Besides all of the other work McBride does around the drag strip, he also drag races part-time and is the owner of a 1972 Nova, which he purchased for $1,500 last year from Johnny Woolard from Moore County. Woolard sold the car to McBride after believing the transmission had given away.
“My dad found out about him selling it, let me know and I went over to talk to him about it,” McBride said. “A couple weeks later, I bought it from him. The transmission wasn’t really messed up, but the case on it was. We had an old case at my uncle’s shop, so we fixed it and put it on the car. We had a motor there and we put that into the car as well. I raced it twice last year, and I finished runner-up in one race. But it’s ready to go. All I got to do is change the oil and the transmission fluid.”

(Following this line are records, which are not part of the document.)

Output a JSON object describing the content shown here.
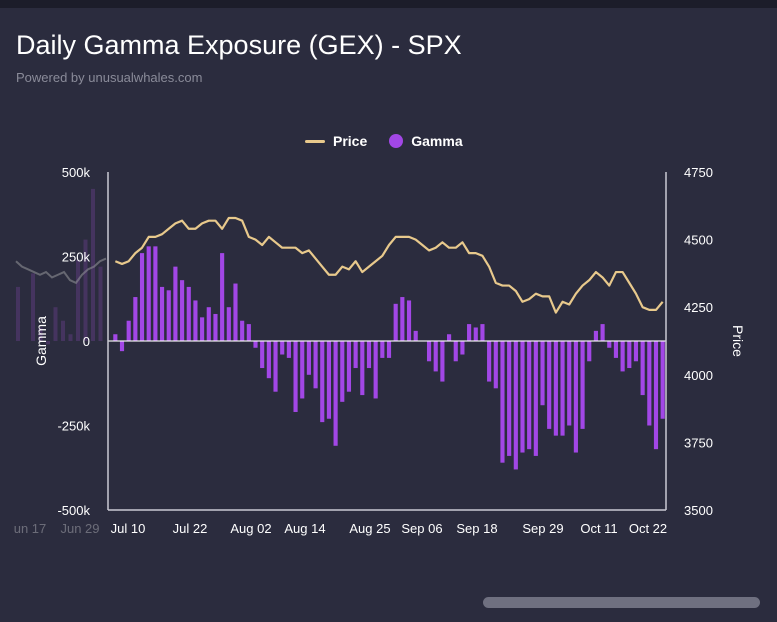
{
  "header": {
    "title": "Daily Gamma Exposure (GEX) - SPX",
    "subtitle": "Powered by unusualwhales.com"
  },
  "legend": {
    "price_label": "Price",
    "gamma_label": "Gamma"
  },
  "colors": {
    "background": "#2b2c3e",
    "price": "#e8c98c",
    "gamma": "#a247e6",
    "faded_price": "#8d8f95",
    "faded_gamma": "#5b3c7a"
  },
  "chart_data": {
    "type": "bar",
    "title": "Daily Gamma Exposure (GEX) - SPX",
    "left_axis": {
      "label": "Gamma",
      "range": [
        -500000,
        500000
      ],
      "ticks": [
        "500k",
        "250k",
        "0",
        "-250k",
        "-500k"
      ]
    },
    "right_axis": {
      "label": "Price",
      "range": [
        3500,
        4750
      ],
      "ticks": [
        "4750",
        "4500",
        "4250",
        "4000",
        "3750",
        "3500"
      ]
    },
    "x_tick_labels": [
      "Jul 10",
      "Jul 22",
      "Aug 02",
      "Aug 14",
      "Aug 25",
      "Sep 06",
      "Sep 18",
      "Sep 29",
      "Oct 11",
      "Oct 22"
    ],
    "faded_x_tick_labels": [
      "un 17",
      "Jun 29"
    ],
    "legend_position": "top",
    "grid": false,
    "series": [
      {
        "name": "Gamma",
        "kind": "bar",
        "values": [
          20000,
          -30000,
          60000,
          130000,
          260000,
          280000,
          280000,
          160000,
          150000,
          220000,
          180000,
          160000,
          120000,
          70000,
          100000,
          80000,
          260000,
          100000,
          170000,
          60000,
          50000,
          -20000,
          -80000,
          -110000,
          -150000,
          -40000,
          -50000,
          -210000,
          -170000,
          -100000,
          -140000,
          -240000,
          -230000,
          -310000,
          -180000,
          -150000,
          -80000,
          -160000,
          -80000,
          -170000,
          -50000,
          -50000,
          110000,
          130000,
          120000,
          30000,
          0,
          -60000,
          -90000,
          -120000,
          20000,
          -60000,
          -40000,
          50000,
          40000,
          50000,
          -120000,
          -140000,
          -360000,
          -340000,
          -380000,
          -330000,
          -320000,
          -340000,
          -190000,
          -260000,
          -280000,
          -280000,
          -250000,
          -330000,
          -260000,
          -60000,
          30000,
          50000,
          -20000,
          -50000,
          -90000,
          -80000,
          -60000,
          -160000,
          -250000,
          -320000,
          -230000
        ],
        "x_index_start": 0
      },
      {
        "name": "Price",
        "kind": "line",
        "values": [
          4420,
          4410,
          4420,
          4450,
          4470,
          4510,
          4510,
          4520,
          4540,
          4560,
          4570,
          4540,
          4540,
          4560,
          4570,
          4570,
          4540,
          4580,
          4580,
          4570,
          4510,
          4500,
          4480,
          4510,
          4490,
          4470,
          4470,
          4470,
          4450,
          4460,
          4430,
          4400,
          4370,
          4370,
          4400,
          4390,
          4420,
          4380,
          4400,
          4420,
          4440,
          4480,
          4510,
          4510,
          4510,
          4500,
          4480,
          4460,
          4470,
          4490,
          4470,
          4470,
          4490,
          4450,
          4450,
          4440,
          4400,
          4340,
          4330,
          4330,
          4310,
          4270,
          4280,
          4300,
          4290,
          4290,
          4230,
          4270,
          4260,
          4300,
          4330,
          4350,
          4380,
          4360,
          4330,
          4380,
          4380,
          4340,
          4300,
          4250,
          4240,
          4240,
          4270
        ]
      }
    ]
  }
}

McBride said he plans to race at the Rockingham Dragway’s Memorial Iron Man Bracket Races over Memorial Day weekend.
McBride hasn’t forgotten about school and is the midst of working on a big senior project, which involves building a road cage for his mother truck she plans race in.
With school, two jobs and about to start work another one, McBride doesn’t seem to have much time for social activities. But McBride has no problem with staying busy.
“I do some things, but I don’t mind working,” McBride said. “Most teenagers don’t want to work now. They just want to sit around and do nothing.”
McBride hopes his upcoming involvement with track rescue will be a stepping stone to reach his future goal.
“I would like to work in the safety department in NHRA, which is a step higher than the IHRA,” McBride said. “I wouldn’t mind doing rescue and racing. Right now, I’m happy to get my foot in the door and see how this goes.”